The two-day summit starts on 30 March.
Shabangu identified two key areas that participants will address.
“The summit will focus on a growth path for the industry and transformation. This sector won’t grow unless we address issues around transformation,” Shabangu told Miningmx.
The Department of Mineral Resources has conducted a review of the Mining Charter enacted in 2005 and how it has been implemented. This review has been sent to mining companies and the Chamber of Mines for response. This is one of the core issues to be discussed at the summit.
Another issue, equally as important, will be power. South Africa ran short of power in 2008, causing deep-level gold mines to shut down for a week in June. Mines has subsequently reduced power consumption by 10% but there are fears that the country will run short of power over the next few years until Eskom’s build programme to add capacity is commissioned.
South Africa largely missed the last commodity boom, which came to a grinding halt with the financial crisis late in 2008 and well into 2009. Shabangu said the sector had not properly focused on reaping the benefits of the commodity boom and had instead concentrated on drafting and implementing the new mines Act and its related Mining Charter.
“All partners say we have identified the weaknesses that caused us to miss that opportunity and now we must rectify those areas so we can take advantage of the stabilised global economy. We want to position for growth,” she said on the sidelines of the listing of Optimum Coal Holdings on the JSE.

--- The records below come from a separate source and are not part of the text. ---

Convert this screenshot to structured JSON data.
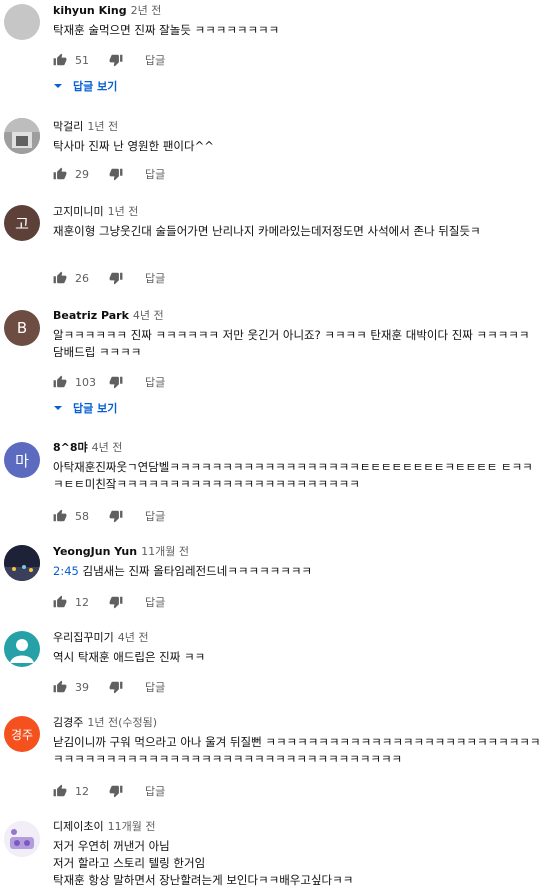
{
  "comments": [
    {
      "author": "kihyun King",
      "time": "2년 전",
      "text": "탁재훈 술먹으면 진짜 잘놀듯 ㅋㅋㅋㅋㅋㅋㅋㅋ",
      "likes": "51",
      "reply": "답글",
      "view_replies": "답글 보기",
      "avatar_color": "#c6c6c6",
      "avatar_text": ""
    },
    {
      "author": "막걸리",
      "time": "1년 전",
      "text": "탁사마 진짜 난 영원한 팬이다^^",
      "likes": "29",
      "reply": "답글",
      "avatar_color": "#8c8c8c",
      "avatar_text": ""
    },
    {
      "author": "고지미니미",
      "time": "1년 전",
      "text": "재훈이형 그냥웃긴대 술들어가면 난리나지 카메라있는데저정도면 사석에서 존나 뒤질듯ㅋ",
      "likes": "26",
      "reply": "답글",
      "avatar_color": "#5d4037",
      "avatar_text": "고"
    },
    {
      "author": "Beatriz Park",
      "time": "4년 전",
      "text": "알ㅋㅋㅋㅋㅋㅋ 진짜 ㅋㅋㅋㅋㅋㅋ 저만 웃긴거 아니죠? ㅋㅋㅋㅋ 탄재훈 대박이다 진짜 ㅋㅋㅋㅋㅋ 담배드립 ㅋㅋㅋㅋ",
      "likes": "103",
      "reply": "답글",
      "view_replies": "답글 보기",
      "avatar_color": "#6d4c41",
      "avatar_text": "B"
    },
    {
      "author": "8^8먀",
      "time": "4년 전",
      "text": "아탁재훈진짜웃ㄱ연담벨ㅋㅋㅋㅋㅋㅋㅋㅋㅋㅋㅋㅋㅋㅋㅋㅋㅋㅋㅌㅌㅌㅌㅌㅌㅌㅌㅋㅌㅌㅌㅌ ㅌㅋㅋㅋㅌㅌ미친잨ㅋㅋㅋㅋㅋㅋㅋㅋㅋㅋㅋㅋㅋㅋㅋㅋㅋㅋㅋㅋㅋㅋㅋ",
      "likes": "58",
      "reply": "답글",
      "avatar_color": "#5c6bc0",
      "avatar_text": "마"
    },
    {
      "author": "YeongJun Yun",
      "time": "11개월 전",
      "timestamp": "2:45",
      "text": " 김냄새는 진짜 올타임레전드네ㅋㅋㅋㅋㅋㅋㅋㅋ",
      "likes": "12",
      "reply": "답글",
      "avatar_color": "#2b2f45",
      "avatar_text": ""
    },
    {
      "author": "우리집꾸미기",
      "time": "4년 전",
      "text": "역시 탁재훈 애드립은 진짜 ㅋㅋ",
      "likes": "39",
      "reply": "답글",
      "avatar_color": "#26a1a8",
      "avatar_text": ""
    },
    {
      "author": "김경주",
      "time": "1년 전(수정됨)",
      "text": "낟김이니까 구워 먹으라고 아나 울겨 뒤질뻔 ㅋㅋㅋㅋㅋㅋㅋㅋㅋㅋㅋㅋㅋㅋㅋㅋㅋㅋㅋㅋㅋㅋㅋㅋㅋㅋㅋㅋㅋㅋㅋㅋㅋㅋㅋㅋㅋㅋㅋㅋㅋㅋㅋㅋㅋㅋㅋㅋㅋㅋㅋㅋㅋㅋㅋㅋㅋㅋㅋ",
      "likes": "12",
      "reply": "답글",
      "avatar_color": "#f4511e",
      "avatar_text": "경주"
    },
    {
      "author": "디제이초이",
      "time": "11개월 전",
      "text": "저거 우연히 꺼낸거 아님\n저거 할라고 스토리 텔링 한거임\n탁재훈 항상 말하면서 장난할려는게 보인다ㅋㅋ배우고싶다ㅋㅋ",
      "likes": "",
      "reply": "",
      "avatar_color": "#e8e0f0",
      "avatar_text": ""
    }
  ],
  "icons": {
    "like": "thumb-up-icon",
    "dislike": "thumb-down-icon",
    "expand": "chevron-down-icon"
  },
  "colors": {
    "link": "#065fd4",
    "secondary": "#606060"
  }
}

The three partners had realised they could work effectively together after minimising job losses at the height of the economic crisis by setting up a task team to address the issue, she said.
“We did that successfully and now our next step is to map bigger growth for the sector,” she said.
Included in the summit will be hammering out a position on beneficiation, something the government is very keen to see happen to create jobs and generate more wealth for the country by exporting value-added products instead of raw materials.
Efforts in the diamond sector to create a strong cutting and polishing industry have not been successful. The State Diamond Trader, which was set up in 2007 to increase the flow of rough diamonds to local cutters and polishers, has been roundly criticised by mining companies and diamond buyers.
David Noko, the outgoing MD of De Beers Consolidated Mines (DBCM), called it a “mess” that needed fixing.
Shabangu has been particularly pointed when addressing concerns about transformation of the industry, accusing companies of fronting and doing the bare minimum just to qualify for licences. She defended her comments.
“I think business understands and accepts me and that we must have frank talk around these issues. We must be honest with each other. If there is sweet talk all the time then we will not reach the tough decisions we need to make,” she said.